At the dawn of the 19th century several of the industrialising cities of Northern England had started to develop their first self-sustaining artistic communities, with institutions similar to London's Royal Academy of Art—but Manchester was a conspicuous laggard relative to peer cities like Liverpool and Birmingham, with a reputation for philistinism that would endure well into the Victorian era. This began to change in 1823, when Parry and fellow artist Frank Stone (along with their mutual friend William Brigham, a local businessman) visited an exhibition in Leeds put on by the Northern Society for the Encouragement of the Fine Arts, which had been formed by Leeds' artists in the 1800s as a way of collectively soliciting patronage from the city's wealthy industrialists. Inspired, they returned home and together with a small group of other local artists—including James Parry, Arthur Perigal, and Charles Calvert—formed a new society called the Associated Artists of Manchester.

Over the following months the group secured support from prominent local figures (including Sir Oswald Mosley), elected a board of governors, and agreed on a primary objective: the establishment of "the Manchester Institution for the Promotion of Literature, Science, and the Arts," containing art galleries (for annual exhibitions of works by local artists), lecture theatres, a library, and research laboratories. After raising £21,100 (roughly £1.6m in 2023 adjusted for inflation) a plot of land was purchased on Mosley Street in 1825, and construction started on a building designed by Charles Barry which would be completed by 1834. In the meantime, the newly christened Royal Manchester Institution held Manchester's first public exhibition of paintings in an art dealer's gallery on Market Street in 1827.

However, Parry did not live to see this exhibition—in 1826 he moved to London after securing commissions there, but died only a few months later at the age of 33. His brother James continued to be an important member of Manchester's artistic community for several decades, but Parry's relatively short career meant that he soon faded from memory, and today only one of his paintings—The Misses Heywood (1817)—is in the permanent collection of a British art museum (though the National Portrait Gallery has a small number of mezzotint prints which were copied from some of Parry's original portraits). Parry's reputation is now largely tied to the origin story of the Royal Manchester Institution—for example, Dennis Child's Painters in the Northern Counties of England and Wales (1994), a standard reference text used by historians and auction houses for identifying works produced by artists working pre-1940, describes Parry as the Institution's "founding father."

== Personal life ==
Parry married Elizabeth Smallwood in 1816; they had three sons. The family moved to London in May 1826, presumably shortly after the death of Joseph Parry on 11 May after a long illness. Parry himself then died on 15 September 1826. His death was noted in Manchester's local newspapers, which described him as "an artist of considerable local celebrity [who] was one of the original projectors of our Royal Institution, and bade fair to hold an exalted rank in his profession."

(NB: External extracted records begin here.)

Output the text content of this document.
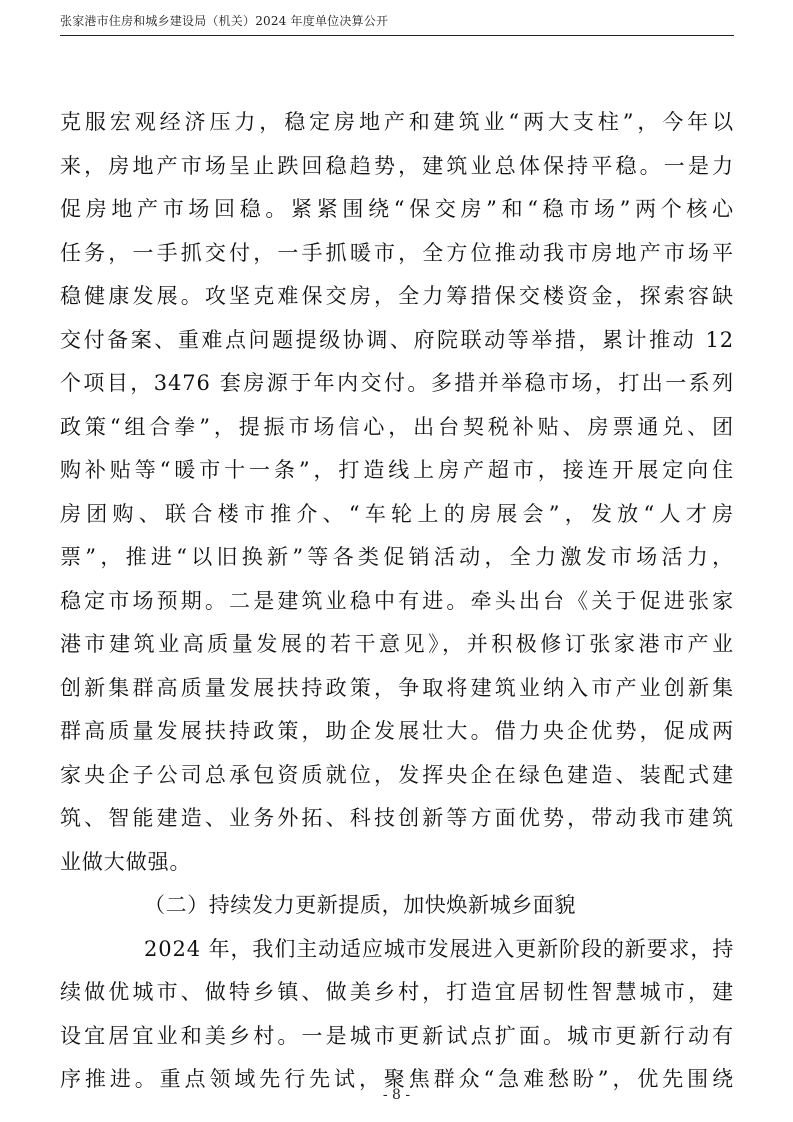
张家港市住房和城乡建设局（机关）2024 年度单位决算公开
克服宏观经济压力，稳定房地产和建筑业“两大支柱”，今年以
来，房地产市场呈止跌回稳趋势，建筑业总体保持平稳。一是力
促房地产市场回稳。紧紧围绕“保交房”和“稳市场”两个核心
任务，一手抓交付，一手抓暖市，全方位推动我市房地产市场平
稳健康发展。攻坚克难保交房，全力筹措保交楼资金，探索容缺
交付备案、重难点问题提级协调、府院联动等举措，累计推动 12
个项目，3476 套房源于年内交付。多措并举稳市场，打出一系列
政策“组合拳”，提振市场信心，出台契税补贴、房票通兑、团
购补贴等“暖市十一条”，打造线上房产超市，接连开展定向住
房团购、联合楼市推介、“车轮上的房展会”，发放“人才房
票”，推进“以旧换新”等各类促销活动，全力激发市场活力，
稳定市场预期。二是建筑业稳中有进。牵头出台《关于促进张家
港市建筑业高质量发展的若干意见》，并积极修订张家港市产业
创新集群高质量发展扶持政策，争取将建筑业纳入市产业创新集
群高质量发展扶持政策，助企发展壮大。借力央企优势，促成两
家央企子公司总承包资质就位，发挥央企在绿色建造、装配式建
筑、智能建造、业务外拓、科技创新等方面优势，带动我市建筑
业做大做强。
（二）持续发力更新提质，加快焕新城乡面貌
2024 年，我们主动适应城市发展进入更新阶段的新要求，持
续做优城市、做特乡镇、做美乡村，打造宜居韧性智慧城市，建
设宜居宜业和美乡村。一是城市更新试点扩面。城市更新行动有
序推进。重点领域先行先试，聚焦群众“急难愁盼”，优先围绕
- 8 -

He was buried at St. Martin-in-the-Fields in London, but the church's burial ground was lost in the mid-19th century as it became part of the route of Duncannon Street, which was built to provide access to newly constructed Trafalgar Square.

Parry's youngest son, wool merchant Charles James Parry, had minor success as a landscape painter, and his two sons were also artists. One of them—David Henry Parry, a military painter and writer named after his grandfather—was the primary source for much of the information in the 1895 Dictionary of National Biography entry on Joseph Parry and his sons, and his paintings are sometimes mistakenly attributed to his grandfather.